American esports player (born 1986)

Robbie Lakeman is a competitive video game player who holds the world record for the arcade video games Donkey Kong (1981), Stratovox (1980), and Super Pac-Man (1982). He also formerly held the record score for the 1976 arcade game, Death Race.

After regularly livestreaming attempts at the Donkey Kong record, Lakeman first took the record by beating Hank Chien's 2012 world record of 1,138,600 points with a score of 1,141,800 on September 4, 2014. Lakeman subsequently exchanged the world record several times with Wes Copeland. He has broken the record eight times, including the world record score of 1,272,800 on an original Donkey Kong arcade cabinet on June 8, 2021.

== Controversy ==
Robbie Lakeman has made a number of controversial statements and accusations in recent years.

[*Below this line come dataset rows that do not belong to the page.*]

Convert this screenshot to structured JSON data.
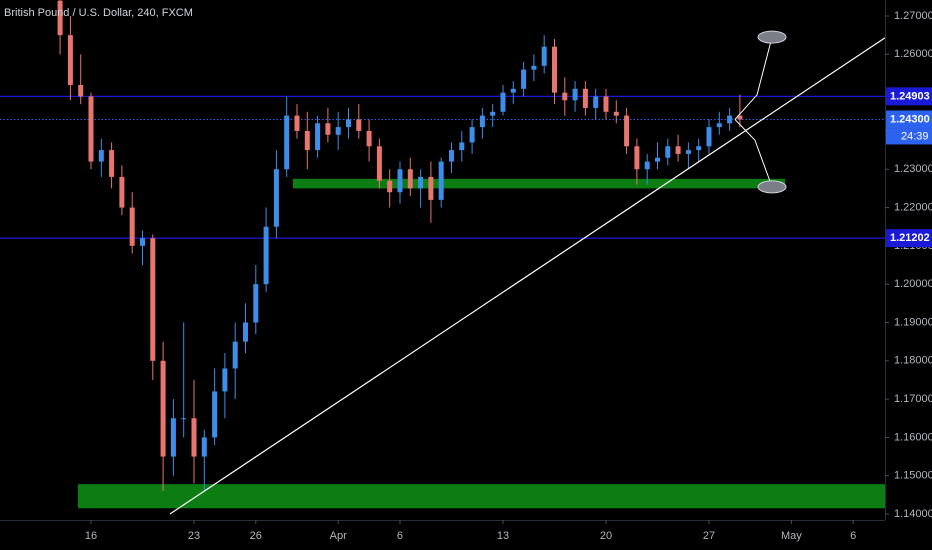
{
  "chart_data": {
    "type": "candlestick",
    "title": "British Pound / U.S. Dollar, 240, FXCM",
    "up_color": "#3d8ee8",
    "down_color": "#e8756e",
    "x": [
      -1.5,
      -1,
      -0.5,
      0,
      0.5,
      1,
      1.5,
      2,
      2.5,
      3,
      3.5,
      4,
      4.5,
      5,
      5.5,
      6,
      6.5,
      7,
      7.5,
      8,
      8.5,
      9,
      9.5,
      10,
      10.5,
      11,
      11.5,
      12,
      12.5,
      13,
      13.5,
      14,
      14.5,
      15,
      15.5,
      16,
      16.5,
      17,
      17.5,
      18,
      18.5,
      19,
      19.5,
      20,
      20.5,
      21,
      21.5,
      22,
      22.5,
      23,
      23.5,
      24,
      24.5,
      25,
      25.5,
      26,
      26.5,
      27,
      27.5,
      28,
      28.5,
      29,
      29.5,
      30,
      30.5,
      31,
      31.5
    ],
    "open": [
      1.274,
      1.265,
      1.252,
      1.249,
      1.232,
      1.235,
      1.228,
      1.22,
      1.21,
      1.212,
      1.18,
      1.155,
      1.165,
      1.165,
      1.155,
      1.16,
      1.172,
      1.178,
      1.185,
      1.19,
      1.2,
      1.215,
      1.23,
      1.244,
      1.24,
      1.235,
      1.242,
      1.239,
      1.241,
      1.243,
      1.24,
      1.236,
      1.227,
      1.224,
      1.23,
      1.225,
      1.228,
      1.222,
      1.232,
      1.235,
      1.237,
      1.241,
      1.244,
      1.245,
      1.25,
      1.251,
      1.256,
      1.257,
      1.262,
      1.25,
      1.248,
      1.251,
      1.246,
      1.249,
      1.245,
      1.244,
      1.236,
      1.23,
      1.232,
      1.233,
      1.236,
      1.234,
      1.235,
      1.236,
      1.241,
      1.242,
      1.244
    ],
    "high": [
      1.2742,
      1.27,
      1.26,
      1.25,
      1.238,
      1.237,
      1.231,
      1.224,
      1.214,
      1.213,
      1.185,
      1.17,
      1.19,
      1.175,
      1.162,
      1.178,
      1.182,
      1.19,
      1.195,
      1.205,
      1.22,
      1.235,
      1.249,
      1.247,
      1.245,
      1.244,
      1.246,
      1.245,
      1.246,
      1.247,
      1.243,
      1.238,
      1.23,
      1.232,
      1.233,
      1.23,
      1.232,
      1.233,
      1.237,
      1.24,
      1.243,
      1.246,
      1.247,
      1.252,
      1.253,
      1.258,
      1.26,
      1.265,
      1.264,
      1.254,
      1.253,
      1.253,
      1.251,
      1.251,
      1.248,
      1.246,
      1.238,
      1.234,
      1.237,
      1.238,
      1.239,
      1.237,
      1.238,
      1.243,
      1.245,
      1.246,
      1.2495
    ],
    "low": [
      1.26,
      1.248,
      1.247,
      1.23,
      1.228,
      1.225,
      1.218,
      1.208,
      1.205,
      1.175,
      1.146,
      1.15,
      1.16,
      1.148,
      1.146,
      1.158,
      1.165,
      1.17,
      1.182,
      1.187,
      1.198,
      1.212,
      1.228,
      1.238,
      1.23,
      1.233,
      1.237,
      1.235,
      1.238,
      1.238,
      1.232,
      1.225,
      1.22,
      1.221,
      1.223,
      1.22,
      1.216,
      1.22,
      1.229,
      1.232,
      1.234,
      1.238,
      1.241,
      1.244,
      1.247,
      1.249,
      1.253,
      1.255,
      1.247,
      1.244,
      1.245,
      1.244,
      1.243,
      1.243,
      1.242,
      1.234,
      1.226,
      1.226,
      1.23,
      1.231,
      1.232,
      1.23,
      1.232,
      1.234,
      1.239,
      1.24,
      1.241
    ],
    "close": [
      1.265,
      1.252,
      1.249,
      1.232,
      1.235,
      1.228,
      1.22,
      1.21,
      1.212,
      1.18,
      1.155,
      1.165,
      1.165,
      1.155,
      1.16,
      1.172,
      1.178,
      1.185,
      1.19,
      1.2,
      1.215,
      1.23,
      1.244,
      1.24,
      1.235,
      1.242,
      1.239,
      1.241,
      1.243,
      1.24,
      1.236,
      1.227,
      1.224,
      1.23,
      1.225,
      1.228,
      1.222,
      1.232,
      1.235,
      1.237,
      1.241,
      1.244,
      1.245,
      1.25,
      1.251,
      1.256,
      1.257,
      1.262,
      1.25,
      1.248,
      1.251,
      1.246,
      1.249,
      1.245,
      1.244,
      1.236,
      1.23,
      1.232,
      1.233,
      1.236,
      1.234,
      1.235,
      1.236,
      1.241,
      1.242,
      1.244,
      1.243
    ],
    "xlim": [
      -4.417,
      38.544
    ],
    "ylim": [
      1.13844,
      1.27418
    ],
    "xticks": [
      {
        "value": 0,
        "label": "16"
      },
      {
        "value": 5,
        "label": "23"
      },
      {
        "value": 8,
        "label": "26"
      },
      {
        "value": 12,
        "label": "Apr"
      },
      {
        "value": 15,
        "label": "6"
      },
      {
        "value": 20,
        "label": "13"
      },
      {
        "value": 25,
        "label": "20"
      },
      {
        "value": 30,
        "label": "27"
      },
      {
        "value": 34,
        "label": "May"
      },
      {
        "value": 37,
        "label": "6"
      }
    ],
    "yticks": [
      {
        "value": 1.27,
        "label": "1.27000"
      },
      {
        "value": 1.26,
        "label": "1.26000"
      },
      {
        "value": 1.25,
        "label": "1.25000"
      },
      {
        "value": 1.24,
        "label": "1.24000"
      },
      {
        "value": 1.23,
        "label": "1.23000"
      },
      {
        "value": 1.22,
        "label": "1.22000"
      },
      {
        "value": 1.21,
        "label": "1.21000"
      },
      {
        "value": 1.2,
        "label": "1.20000"
      },
      {
        "value": 1.19,
        "label": "1.19000"
      },
      {
        "value": 1.18,
        "label": "1.18000"
      },
      {
        "value": 1.17,
        "label": "1.17000"
      },
      {
        "value": 1.16,
        "label": "1.16000"
      },
      {
        "value": 1.15,
        "label": "1.15000"
      },
      {
        "value": 1.14,
        "label": "1.14000"
      }
    ],
    "levels": [
      {
        "value": 1.24903,
        "label": "1.24903",
        "color": "#1a1ad6",
        "style": "solid"
      },
      {
        "value": 1.243,
        "label": "1.24300",
        "color": "#2d62f0",
        "style": "dotted"
      },
      {
        "value": 1.21202,
        "label": "1.21202",
        "color": "#1a1ad6",
        "style": "solid"
      }
    ],
    "countdown": "24:39",
    "zones": [
      {
        "from": 1.225,
        "to": 1.2275,
        "x": [
          9.8,
          33.7
        ],
        "color": "#0b7d12"
      },
      {
        "from": 1.1415,
        "to": 1.1478,
        "x": [
          -0.63,
          38.544
        ],
        "color": "#0b7d12"
      }
    ],
    "trendline": {
      "x": [
        3.83,
        38.54
      ],
      "y": [
        1.14,
        1.2643
      ],
      "color": "#ffffff"
    },
    "projections": [
      {
        "x": [
          31.26,
          32.33,
          33.06
        ],
        "y": [
          1.243,
          1.2494,
          1.2645
        ]
      },
      {
        "x": [
          31.26,
          32.23,
          33.06
        ],
        "y": [
          1.243,
          1.2376,
          1.2254
        ]
      }
    ]
  }
}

Lakeman has claimed numerous times that fellow competitive video game player Billy Mitchell has extorted him. In addition, Lakeman has publicly accused Mitchell of using his son's military connections and technology to take down personal enemies on U.S. soil for profit. This controversy was the subject of a Karl Jobst video which received nearly a million views. In response, Mitchell's legal team disputed the claims, stating that "the words and imputations are disgraceful, untrue, and are grossly defamatory." It is not clear what evidence, if any, supports these accusations.

Lakeman has also accused other members of the classic gaming community, including Billy Mitchell and Jace Hall, of being responsible for the deaths of other people. It is not clear what evidence, if any, supports these accusations.

In 2021, Lakeman submitted a new high score for the classic arcade game Donkey Kong to various leaderboards, including Twin Galaxies and Donkey Kong Forum. The score was accepted by Twin Galaxies and Guinness World Records. However, Donkey Kong Forum, a community-run leaderboard, did not accept the score because the forum's high score moderator, Jeremy Young, claimed that although Lakeman achieved his record legitimately, Lakeman's true intention was to gain an unfair advantage. According to Young, this was in violation of "the spirit of fair play." Despite widespread support for the score from the community, Young did not accept it, stating that "it's more important to me to do the right thing than it is to do the popular thing." Community members have disputed Young's decision, arguing that the use of hardware modifications did not give Lakeman an unfair advantage and that the score should be accepted.